– А чего ему ломаться, когда он там как сыр в масле катался?
Он фыркнул от смеха.
– Мои помощники задавали такой же вопрос, Натан. Они говорили: Эллис, этот человек отдыхает здесь, ест, спит, слушает музыку, купается каждый день и бреется, но не собирается раскаиваться. А я говорил им: не беспокойтесь, настанет день, когда вы меньше всего будете это ожидать, и этот человек сломается и расскажет вам все. Во-первых, я знал, что ему чертовски хочется рассказать кому-нибудь об этом, и полагал, что он расскажет им, потому что он считал их преступниками и хотел, чтобы они знали, что он и есть тот выдающийся преступник, который совершил это крупное преступление.
– Это во-первых, – сказал я. – А во-вторых?
– Уэндел любит выпить, – сказал Эллис, слегка пожав плечами. – Я велел им, чтобы они дали понять ему, что получить спиртное он может только в том случае, если полностью во всем признается.
– Боже, Эллис, – проговорил я, в конце концов выдав свои чувства. – Признание, которое пьяница делает в обмен на выпивку, не стоит даже пустого стакана.

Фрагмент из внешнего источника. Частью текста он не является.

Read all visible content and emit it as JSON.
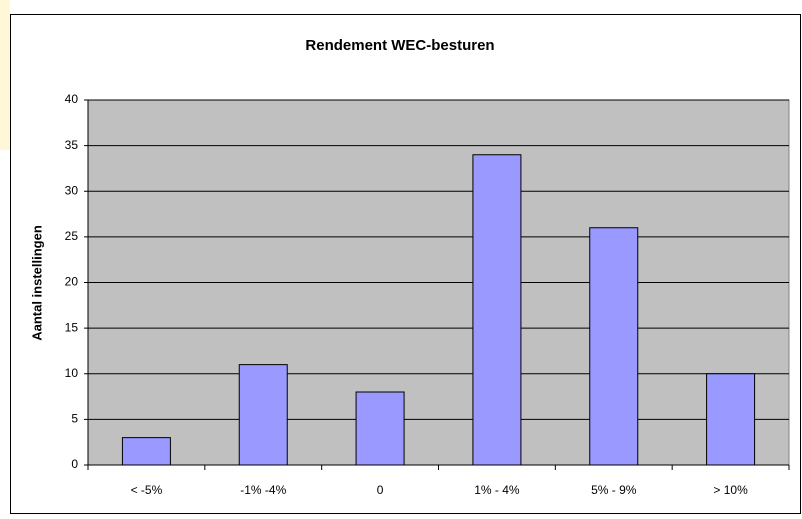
{
  "chart_data": {
    "type": "bar",
    "title": "Rendement WEC-besturen",
    "y_label": "Aantal instellingen",
    "categories": [
      "< -5%",
      "-1% -4%",
      "0",
      "1% - 4%",
      "5% - 9%",
      "> 10%"
    ],
    "values": [
      3,
      11,
      8,
      34,
      26,
      10
    ],
    "color": "#9999ff",
    "ylim": [
      0,
      40
    ],
    "yticks": [
      0,
      5,
      10,
      15,
      20,
      25,
      30,
      35,
      40
    ],
    "grid": true
  }
}
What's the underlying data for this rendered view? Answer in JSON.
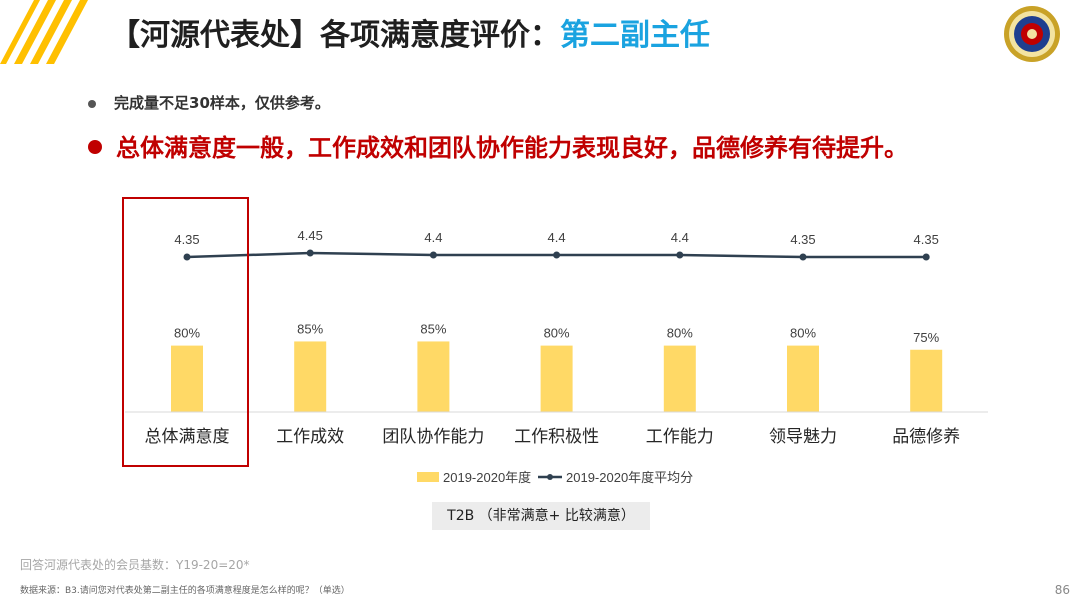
{
  "header": {
    "title_main": "【河源代表处】各项满意度评价：",
    "title_highlight": "第二副主任"
  },
  "bullets": [
    "完成量不足30样本，仅供参考。",
    "总体满意度一般，工作成效和团队协作能力表现良好，品德修养有待提升。"
  ],
  "colors": {
    "bar": "#ffd966",
    "line": "#2f4050",
    "highlight_box": "#c00000",
    "title_accent": "#1aa3e0",
    "stripes": "#ffc000"
  },
  "chart_data": {
    "type": "bar",
    "categories": [
      "总体满意度",
      "工作成效",
      "团队协作能力",
      "工作积极性",
      "工作能力",
      "领导魅力",
      "品德修养"
    ],
    "series": [
      {
        "name": "2019-2020年度",
        "type": "bar",
        "values": [
          80,
          85,
          85,
          80,
          80,
          80,
          75
        ],
        "labels": [
          "80%",
          "85%",
          "85%",
          "80%",
          "80%",
          "80%",
          "75%"
        ]
      },
      {
        "name": "2019-2020年度平均分",
        "type": "line",
        "values": [
          4.35,
          4.45,
          4.4,
          4.4,
          4.4,
          4.35,
          4.35
        ],
        "labels": [
          "4.35",
          "4.45",
          "4.4",
          "4.4",
          "4.4",
          "4.35",
          "4.35"
        ]
      }
    ],
    "highlighted_category": "总体满意度",
    "legend_position": "bottom"
  },
  "t2b_note": "T2B （非常满意+ 比较满意）",
  "footer": {
    "base_note": "回答河源代表处的会员基数：Y19-20=20*",
    "source": "数据来源：B3.请问您对代表处第二副主任的各项满意程度是怎么样的呢？（单选）",
    "page_number": "86"
  }
}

И по сравнению с восьмидневным заточением в подвале даже битье резиновым шлангом – деликатное обращение.
Улыбка сошла с лица Паркера, и он сурово посмотрел на меня.
– У нас в этом случае нет времени для деликатного обращения, Натан. Нью-йоркские копы били Хауптмана, разве не так? Этот ублюдок Уэлч своими допросами довел Вайолет Шарп до того, что она отравилась. Этого беднягу Кертиса из Норфолка избивали до потери сознания. Если таковы правила игры и мы хотим играть в эту игру, может быть, даже выиграть ее, то, ей-богу, мы будем играть по этим правилам.
Я покачал головой:
– Я не могу с этим спорить. Вы рассуждаете логично.
– Как бы то ни было, на шестой день Уэндел сломался, – уже не так уверенно, как бы оправдываясь, проговорил Паркер. – Разрыдался, как дитя, и рассказал все от начала до конца.
– В чем конкретно он признался?
– В том, что сам изготовил эту трехсекционную лестницу из досок, которые взял в строящейся церкви в Трентоне. Надел чулки поверх ботинок, на шею мешок для грязного белья и перчатки на руки. Поднимаясь по лестнице к окну детской, он сломал одну ступеньку – он был довольно тяжелым парнем – и понял, что не сможет спуститься по ней с ребенком, как планировал. Ребенок крепко спал в своей кроватке, и он смазал ему губы настойкой опия, чтобы он не проснулся. Потом он положил ребенка в мешок для белья, незаметно спустился вниз и вышел через парадную дверь.
– Ему никто не помогал в доме? Может, Вайолет Шарп или Оливер Уэйтли?
– Он не упоминал о них. Я сам думаю, что эта Шарп помогала ему, но пока что он еще не признался в этом. Как бы там ни было, он отвез ребенка в свой дом в Трентоне, где его жена и двое детей помогали ухаживать за ним. Однако, по его словам, через неделю ребенок упал со своей кроватки и разбил себе череп. Тогда он отвез его обратно и похоронил в лесу в нескольких милях от его дома.